What are the 3 pathways of activation for C3b? Describe them?
- Classical pathway: IgG or IgM (antibodies) bind to antigens, especially on the surface on pathogen = antigen-antibody complex.
- MB-Lectin pathway: MBL binding to pathogen polysaccharide.
- Alternative (fast): spontaneous C3 cleaving and binding of C3b .
What are the results of activation of complement system?
- 3 end results from any one pathway:
- Inflammation: t-cell attraction = cytokine release = inflammation.
- Opsonisation: antibody FcR and C3-C3R interaction.
- MAC activation and cell lysis. (not for gram negative).
Describe the classical pathway. What is the convertase?
- antibody-antigen complex initiates pathway leading to binding of C1 q,r,s.
- this results in C4-C2 complex being deposited a.k.a. C3 convertase.
- this cleaves C3 into C3a&b.
- C3b binds to C4-C2 complex which activates MAC leading to cell lysis.
- C3a activates and attracts phagocytes.
- C5 cleavage leads to T-cell attraction and cytokine release (inflammation).
- the binding of the complement and or antibody to pathogen increases chance of phagocytosis (opsonisation) due phagocytes having receptors for these -10 fold.
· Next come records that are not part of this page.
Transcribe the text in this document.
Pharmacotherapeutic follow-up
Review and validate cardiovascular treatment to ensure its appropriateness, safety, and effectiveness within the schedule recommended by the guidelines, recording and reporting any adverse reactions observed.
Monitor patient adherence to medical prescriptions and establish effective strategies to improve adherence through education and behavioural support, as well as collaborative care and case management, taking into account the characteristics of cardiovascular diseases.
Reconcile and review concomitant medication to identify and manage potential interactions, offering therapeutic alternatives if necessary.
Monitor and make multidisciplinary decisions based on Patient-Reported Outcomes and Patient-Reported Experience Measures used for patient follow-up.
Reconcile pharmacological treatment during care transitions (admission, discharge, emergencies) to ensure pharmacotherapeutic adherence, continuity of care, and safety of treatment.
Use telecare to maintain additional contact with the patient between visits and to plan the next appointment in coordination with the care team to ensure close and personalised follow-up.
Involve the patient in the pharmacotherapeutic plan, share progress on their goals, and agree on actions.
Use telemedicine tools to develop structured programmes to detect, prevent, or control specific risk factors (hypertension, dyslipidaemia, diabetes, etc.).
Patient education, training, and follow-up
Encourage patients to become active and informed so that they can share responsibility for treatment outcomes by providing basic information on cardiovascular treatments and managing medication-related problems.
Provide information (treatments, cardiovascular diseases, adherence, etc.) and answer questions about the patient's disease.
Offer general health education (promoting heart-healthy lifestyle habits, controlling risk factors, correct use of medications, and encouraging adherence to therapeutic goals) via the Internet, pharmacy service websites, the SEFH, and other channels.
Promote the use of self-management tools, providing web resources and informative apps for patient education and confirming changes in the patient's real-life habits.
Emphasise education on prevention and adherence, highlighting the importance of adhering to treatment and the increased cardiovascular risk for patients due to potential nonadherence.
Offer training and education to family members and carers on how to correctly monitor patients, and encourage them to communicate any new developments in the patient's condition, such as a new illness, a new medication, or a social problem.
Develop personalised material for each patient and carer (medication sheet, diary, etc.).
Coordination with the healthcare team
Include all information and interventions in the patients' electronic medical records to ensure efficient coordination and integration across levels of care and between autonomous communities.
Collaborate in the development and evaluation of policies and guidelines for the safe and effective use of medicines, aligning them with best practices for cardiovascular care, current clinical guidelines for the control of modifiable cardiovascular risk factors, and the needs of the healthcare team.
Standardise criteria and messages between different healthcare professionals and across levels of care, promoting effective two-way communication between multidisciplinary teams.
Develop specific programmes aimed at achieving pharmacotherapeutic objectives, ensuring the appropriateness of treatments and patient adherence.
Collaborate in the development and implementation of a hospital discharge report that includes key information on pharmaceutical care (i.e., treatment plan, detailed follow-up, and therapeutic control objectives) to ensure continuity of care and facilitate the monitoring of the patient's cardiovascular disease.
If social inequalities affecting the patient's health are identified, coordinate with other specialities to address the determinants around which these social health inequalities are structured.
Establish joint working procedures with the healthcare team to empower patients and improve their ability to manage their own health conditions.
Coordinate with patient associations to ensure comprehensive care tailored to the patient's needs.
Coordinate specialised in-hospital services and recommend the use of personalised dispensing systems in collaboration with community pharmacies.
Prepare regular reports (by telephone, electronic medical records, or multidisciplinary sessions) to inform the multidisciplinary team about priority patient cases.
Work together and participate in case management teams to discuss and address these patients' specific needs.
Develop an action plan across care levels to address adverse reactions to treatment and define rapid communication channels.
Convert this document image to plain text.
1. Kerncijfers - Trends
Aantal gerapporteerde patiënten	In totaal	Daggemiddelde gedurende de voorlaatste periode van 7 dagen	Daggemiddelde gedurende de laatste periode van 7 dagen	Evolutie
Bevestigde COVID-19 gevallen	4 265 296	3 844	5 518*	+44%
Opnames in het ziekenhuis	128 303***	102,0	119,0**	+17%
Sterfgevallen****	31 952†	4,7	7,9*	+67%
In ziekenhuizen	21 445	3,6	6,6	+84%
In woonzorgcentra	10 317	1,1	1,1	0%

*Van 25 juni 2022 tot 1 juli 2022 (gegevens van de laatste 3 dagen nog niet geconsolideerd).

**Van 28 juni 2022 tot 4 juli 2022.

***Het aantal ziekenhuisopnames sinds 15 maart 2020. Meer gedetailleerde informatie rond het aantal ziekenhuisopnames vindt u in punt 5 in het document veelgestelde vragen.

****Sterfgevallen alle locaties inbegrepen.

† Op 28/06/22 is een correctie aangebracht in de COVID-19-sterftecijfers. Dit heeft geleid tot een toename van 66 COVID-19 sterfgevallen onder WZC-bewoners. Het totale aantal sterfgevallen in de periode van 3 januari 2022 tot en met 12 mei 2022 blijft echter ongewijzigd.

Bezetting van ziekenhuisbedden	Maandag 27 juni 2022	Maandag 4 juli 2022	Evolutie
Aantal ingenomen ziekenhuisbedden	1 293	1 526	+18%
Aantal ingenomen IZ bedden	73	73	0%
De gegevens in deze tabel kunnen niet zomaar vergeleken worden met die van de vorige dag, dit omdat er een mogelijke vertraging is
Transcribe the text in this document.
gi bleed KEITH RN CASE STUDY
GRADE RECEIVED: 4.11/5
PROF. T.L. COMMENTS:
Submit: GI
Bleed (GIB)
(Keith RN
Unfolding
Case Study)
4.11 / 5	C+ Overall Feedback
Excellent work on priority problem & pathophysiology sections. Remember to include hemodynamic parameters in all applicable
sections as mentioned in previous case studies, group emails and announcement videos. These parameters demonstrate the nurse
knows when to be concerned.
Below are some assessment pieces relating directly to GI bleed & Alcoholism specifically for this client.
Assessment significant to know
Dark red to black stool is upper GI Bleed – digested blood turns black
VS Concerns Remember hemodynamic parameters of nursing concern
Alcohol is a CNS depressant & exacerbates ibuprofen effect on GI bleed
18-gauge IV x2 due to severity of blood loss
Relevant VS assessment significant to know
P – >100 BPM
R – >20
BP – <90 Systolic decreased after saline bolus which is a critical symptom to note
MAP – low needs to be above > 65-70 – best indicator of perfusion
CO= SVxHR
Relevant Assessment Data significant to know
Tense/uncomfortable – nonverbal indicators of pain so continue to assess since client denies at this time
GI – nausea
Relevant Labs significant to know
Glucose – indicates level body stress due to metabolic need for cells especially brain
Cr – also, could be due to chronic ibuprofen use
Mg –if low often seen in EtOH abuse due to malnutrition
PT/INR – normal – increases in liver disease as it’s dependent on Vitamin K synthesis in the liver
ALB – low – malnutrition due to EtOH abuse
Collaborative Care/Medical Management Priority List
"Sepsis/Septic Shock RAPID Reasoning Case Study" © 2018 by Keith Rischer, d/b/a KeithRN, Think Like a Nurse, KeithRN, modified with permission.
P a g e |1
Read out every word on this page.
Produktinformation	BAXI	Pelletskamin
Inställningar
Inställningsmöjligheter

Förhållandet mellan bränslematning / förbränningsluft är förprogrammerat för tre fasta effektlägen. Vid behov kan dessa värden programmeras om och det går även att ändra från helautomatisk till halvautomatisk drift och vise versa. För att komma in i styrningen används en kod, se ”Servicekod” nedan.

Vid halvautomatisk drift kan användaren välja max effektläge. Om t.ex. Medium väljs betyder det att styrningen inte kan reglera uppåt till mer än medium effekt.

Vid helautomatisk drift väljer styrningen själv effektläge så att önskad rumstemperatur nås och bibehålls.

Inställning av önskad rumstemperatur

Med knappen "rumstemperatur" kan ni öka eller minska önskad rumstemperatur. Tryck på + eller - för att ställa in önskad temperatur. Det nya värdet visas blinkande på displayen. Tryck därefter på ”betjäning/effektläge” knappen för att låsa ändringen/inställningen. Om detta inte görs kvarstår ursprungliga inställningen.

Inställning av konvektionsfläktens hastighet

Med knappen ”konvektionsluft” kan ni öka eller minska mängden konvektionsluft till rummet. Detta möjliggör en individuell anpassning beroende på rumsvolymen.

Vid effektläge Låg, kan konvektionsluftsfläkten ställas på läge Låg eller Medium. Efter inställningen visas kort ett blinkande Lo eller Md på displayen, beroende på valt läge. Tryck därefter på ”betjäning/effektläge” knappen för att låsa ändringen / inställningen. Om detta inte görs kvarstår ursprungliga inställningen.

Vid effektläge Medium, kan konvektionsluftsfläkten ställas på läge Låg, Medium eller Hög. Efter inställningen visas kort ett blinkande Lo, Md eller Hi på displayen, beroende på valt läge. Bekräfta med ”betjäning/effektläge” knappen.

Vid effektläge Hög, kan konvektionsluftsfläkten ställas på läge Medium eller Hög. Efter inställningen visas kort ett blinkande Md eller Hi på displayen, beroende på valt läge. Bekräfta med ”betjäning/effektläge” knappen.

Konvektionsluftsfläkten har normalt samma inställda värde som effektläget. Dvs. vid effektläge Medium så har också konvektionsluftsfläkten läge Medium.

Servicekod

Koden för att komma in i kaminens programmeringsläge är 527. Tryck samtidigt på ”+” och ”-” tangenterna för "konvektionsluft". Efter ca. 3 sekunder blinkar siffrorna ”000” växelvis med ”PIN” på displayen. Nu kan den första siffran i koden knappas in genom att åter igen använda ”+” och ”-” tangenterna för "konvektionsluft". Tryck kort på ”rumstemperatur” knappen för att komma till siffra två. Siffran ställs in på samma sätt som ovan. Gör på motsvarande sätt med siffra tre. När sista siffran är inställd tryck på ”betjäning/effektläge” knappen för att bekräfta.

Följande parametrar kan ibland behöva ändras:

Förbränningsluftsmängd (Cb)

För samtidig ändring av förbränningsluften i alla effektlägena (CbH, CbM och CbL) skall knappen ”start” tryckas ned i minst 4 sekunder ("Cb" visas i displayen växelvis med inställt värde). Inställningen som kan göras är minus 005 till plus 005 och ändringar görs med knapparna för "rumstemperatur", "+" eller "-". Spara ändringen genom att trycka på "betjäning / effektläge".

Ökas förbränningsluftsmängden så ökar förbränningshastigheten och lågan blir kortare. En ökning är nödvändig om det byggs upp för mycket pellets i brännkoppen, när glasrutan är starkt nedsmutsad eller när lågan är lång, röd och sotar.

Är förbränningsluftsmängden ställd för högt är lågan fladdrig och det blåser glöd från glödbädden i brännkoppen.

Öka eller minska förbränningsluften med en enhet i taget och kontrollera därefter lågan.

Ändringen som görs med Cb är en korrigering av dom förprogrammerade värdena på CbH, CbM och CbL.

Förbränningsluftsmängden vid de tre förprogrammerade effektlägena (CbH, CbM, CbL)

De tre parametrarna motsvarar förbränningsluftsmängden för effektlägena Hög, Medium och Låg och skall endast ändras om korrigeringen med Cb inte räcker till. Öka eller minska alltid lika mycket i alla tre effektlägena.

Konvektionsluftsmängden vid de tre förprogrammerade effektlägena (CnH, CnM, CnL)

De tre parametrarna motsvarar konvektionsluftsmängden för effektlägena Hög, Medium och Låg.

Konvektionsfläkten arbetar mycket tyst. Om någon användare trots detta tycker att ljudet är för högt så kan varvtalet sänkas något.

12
What is MAC made from? What does it do? What type of bacteria is this NOT effective on?
- MAC = membrane attack complex:
- Binding of C3b to C3 convertase = C5 convertase.
- C5 cleaved into C5a (inflammation) & C5b.
- This leads to interaction of C5b-C6-C7 at a second membrane site = deposition of C8 which inserts into the membrane followed by multiple C9 molecules (10-16).
- C9 molecules insert through the membrane, thus lysing the cell.
- not effective on Gram positive bacteria.
Describe the MBL pathway? What is the convertase?
- formation of MBL = resembles C1 complex leads to C4C2 convertase complex being deposited.
- leads to C3 being cleaved into a&b.
- leads to the next steps of the complement system.
Describe the Alternative pathway. What factors are involved? What is the convertase?
- Activated by binding of C3b (from classical or MBL pathway) to the bacterial cell surface.
- C3b binds to serum protein factor B.
- C3b is then cleaved by factor D = C3bBa & C3Bb.
- C3bBb complex = C3 convertase which combines with factor P to become attached to the membrane = very stable.
- This attracts more C3 to be cleaved to start the 3 possible outcomes.